First published in 2004, John Kenneth Galbraith's The Economics of Innocent Fraud is an extraordinarily prescient analysis of capitalism that has even greater power and relevance for our times.

In this vigorous polemic John Kenneth Galbraith, a lifelong critic of unbridled corporate power, distils years of expertise to deliver a scathing attack on the modern financial system.

Sounding the alarm on the gap between 'conventional wisdom' - a phrase he coined - and reality, Galbraith warns that the private sector and the public realm are becoming increasingly intertwined. He shows how politics and the media have colluded in the myth of a benign market system, accepting obscene pay gaps and unrestrained self-enrichment - ultimately meaning that we have come to condone legal, legitimate, 'innocent' fraud.

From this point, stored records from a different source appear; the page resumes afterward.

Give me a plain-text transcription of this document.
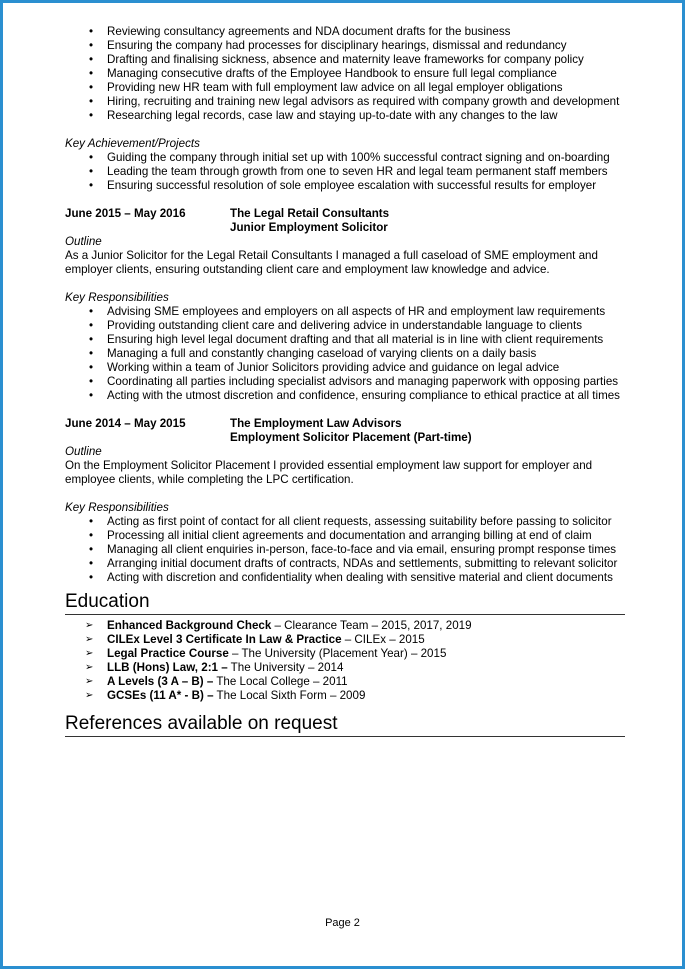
• Reviewing consultancy agreements and NDA document drafts for the business
• Ensuring the company had processes for disciplinary hearings, dismissal and redundancy
• Drafting and finalising sickness, absence and maternity leave frameworks for company policy
• Managing consecutive drafts of the Employee Handbook to ensure full legal compliance
• Providing new HR team with full employment law advice on all legal employer obligations
• Hiring, recruiting and training new legal advisors as required with company growth and development
• Researching legal records, case law and staying up-to-date with any changes to the law
Key Achievement/Projects
• Guiding the company through initial set up with 100% successful contract signing and on-boarding
• Leading the team through growth from one to seven HR and legal team permanent staff members
• Ensuring successful resolution of sole employee escalation with successful results for employer
June 2015 – May 2016	The Legal Retail Consultants
Junior Employment Solicitor
Outline
As a Junior Solicitor for the Legal Retail Consultants I managed a full caseload of SME employment and employer clients, ensuring outstanding client care and employment law knowledge and advice.
Key Responsibilities
• Advising SME employees and employers on all aspects of HR and employment law requirements
• Providing outstanding client care and delivering advice in understandable language to clients
• Ensuring high level legal document drafting and that all material is in line with client requirements
• Managing a full and constantly changing caseload of varying clients on a daily basis
• Working within a team of Junior Solicitors providing advice and guidance on legal advice
• Coordinating all parties including specialist advisors and managing paperwork with opposing parties
• Acting with the utmost discretion and confidence, ensuring compliance to ethical practice at all times
June 2014 – May 2015	The Employment Law Advisors
Employment Solicitor Placement (Part-time)
Outline
On the Employment Solicitor Placement I provided essential employment law support for employer and employee clients, while completing the LPC certification.
Key Responsibilities
• Acting as first point of contact for all client requests, assessing suitability before passing to solicitor
• Processing all initial client agreements and documentation and arranging billing at end of claim
• Managing all client enquiries in-person, face-to-face and via email, ensuring prompt response times
• Arranging initial document drafts of contracts, NDAs and settlements, submitting to relevant solicitor
• Acting with discretion and confidentiality when dealing with sensitive material and client documents
Education
➢ Enhanced Background Check – Clearance Team – 2015, 2017, 2019
➢ CILEx Level 3 Certificate In Law & Practice – CILEx – 2015
➢ Legal Practice Course – The University (Placement Year) – 2015
➢ LLB (Hons) Law, 2:1 – The University – 2014
➢ A Levels (3 A – B) – The Local College – 2011
➢ GCSEs (11 A* - B) – The Local Sixth Form – 2009
References available on request
Page 2
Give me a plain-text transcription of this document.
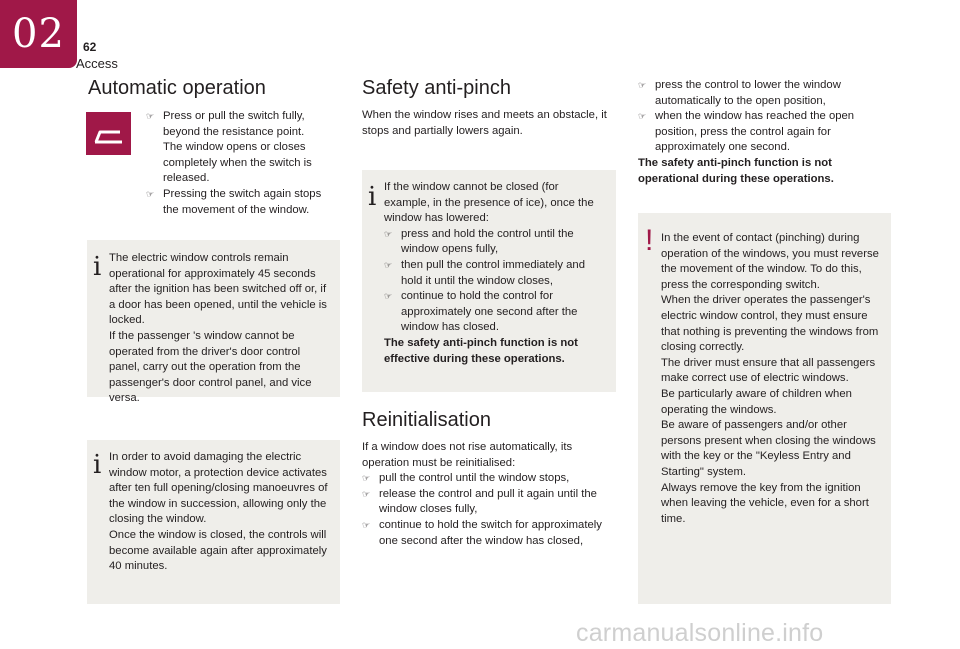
02 62
Access
Automatic operation

☞ Press or pull the switch fully, beyond the resistance point. The window opens or closes completely when the switch is released.

☞ Pressing the switch again stops the movement of the window.

i The electric window controls remain operational for approximately 45 seconds after the ignition has been switched off or, if a door has been opened, until the vehicle is locked.

If the passenger 's window cannot be operated from the driver's door control panel, carry out the operation from the passenger's door control panel, and vice versa.

i In order to avoid damaging the electric window motor, a protection device activates after ten full opening/closing manoeuvres of the window in succession, allowing only the closing the window.

Once the window is closed, the controls will become available again after approximately 40 minutes.

Safety anti-pinch
When the window rises and meets an obstacle, it stops and partially lowers again.
i If the window cannot be closed (for example, in the presence of ice), once the window has lowered:

☞ press and hold the control until the window opens fully,

☞ then pull the control immediately and hold it until the window closes,

☞ continue to hold the control for approximately one second after the window has closed.

The safety anti-pinch function is not effective during these operations.

Reinitialisation

If a window does not rise automatically, its operation must be reinitialised:

☞ pull the control until the window stops,

☞ release the control and pull it again until the window closes fully,

☞ continue to hold the switch for approximately one second after the window has closed,

☞ press the control to lower the window automatically to the open position,

☞ when the window has reached the open position, press the control again for approximately one second.

The safety anti-pinch function is not operational during these operations.

! In the event of contact (pinching) during operation of the windows, you must reverse the movement of the window. To do this, press the corresponding switch.

When the driver operates the passenger's electric window control, they must ensure that nothing is preventing the windows from closing correctly.

The driver must ensure that all passengers make correct use of electric windows.

Be particularly aware of children when operating the windows.

Be aware of passengers and/or other persons present when closing the windows with the key or the "Keyless Entry and Starting" system.

Always remove the key from the ignition when leaving the vehicle, even for a short time.

carmanualsonline.info
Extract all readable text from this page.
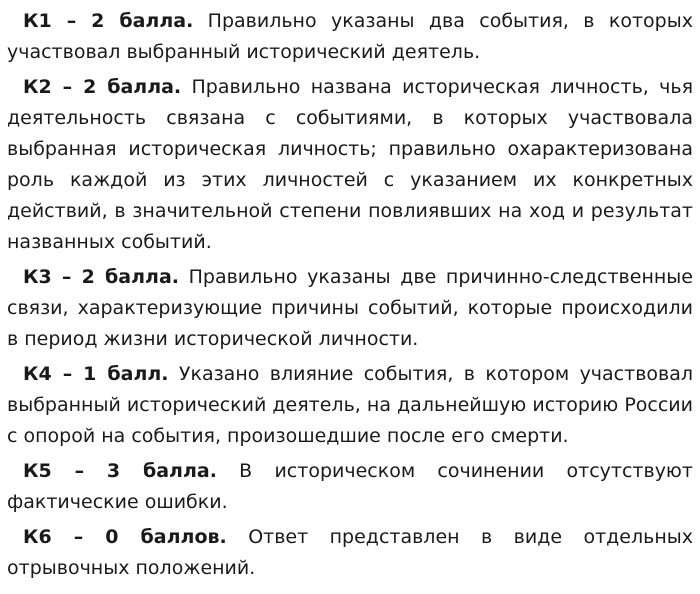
К1 – 2 балла. Правильно указаны два события, в которых участвовал выбранный исторический деятель.

К2 – 2 балла. Правильно названа историческая личность, чья деятельность связана с событиями, в которых участвовала выбранная историческая личность; правильно охарактеризована роль каждой из этих личностей с указанием их конкретных действий, в значительной степени повлиявших на ход и результат названных событий.

К3 – 2 балла. Правильно указаны две причинно-следственные связи, характеризующие причины событий, которые происходили в период жизни исторической личности.

К4 – 1 балл. Указано влияние события, в котором участвовал выбранный исторический деятель, на дальнейшую историю России с опорой на события, произошедшие после его смерти.

К5 – 3 балла. В историческом сочинении отсутствуют фактические ошибки.

К6 – 0 баллов. Ответ представлен в виде отдельных отрывочных положений.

'An almost indecently pleasurable read'
The Times

'I agree with Galbraith. The bonus culture is skim, bribery, corporate theft'
Simon Jenkins, Guardian

'The most stylish writer on economics of the past half-century ... it will please those who appreciate Galbraith's dry wit and laconic iconoclasm'
Financial Times

'America's great liberal economist, the intellectual heir to John Maynard Keynes'
Economist

John Kenneth Galbraith (1908-2006) was a Canadian-American economist. A Keynesian and an institutionalist, Galbraith was a leading proponent of 20th-century American liberalism and progressivism. Galbraith was the author of 30 books, including The Economics of Innocent Fraud, The Great Crash: 1929, and A History of Economics. He was awarded honorary degrees from Harvard, Oxford, the University of Paris and Moscow University.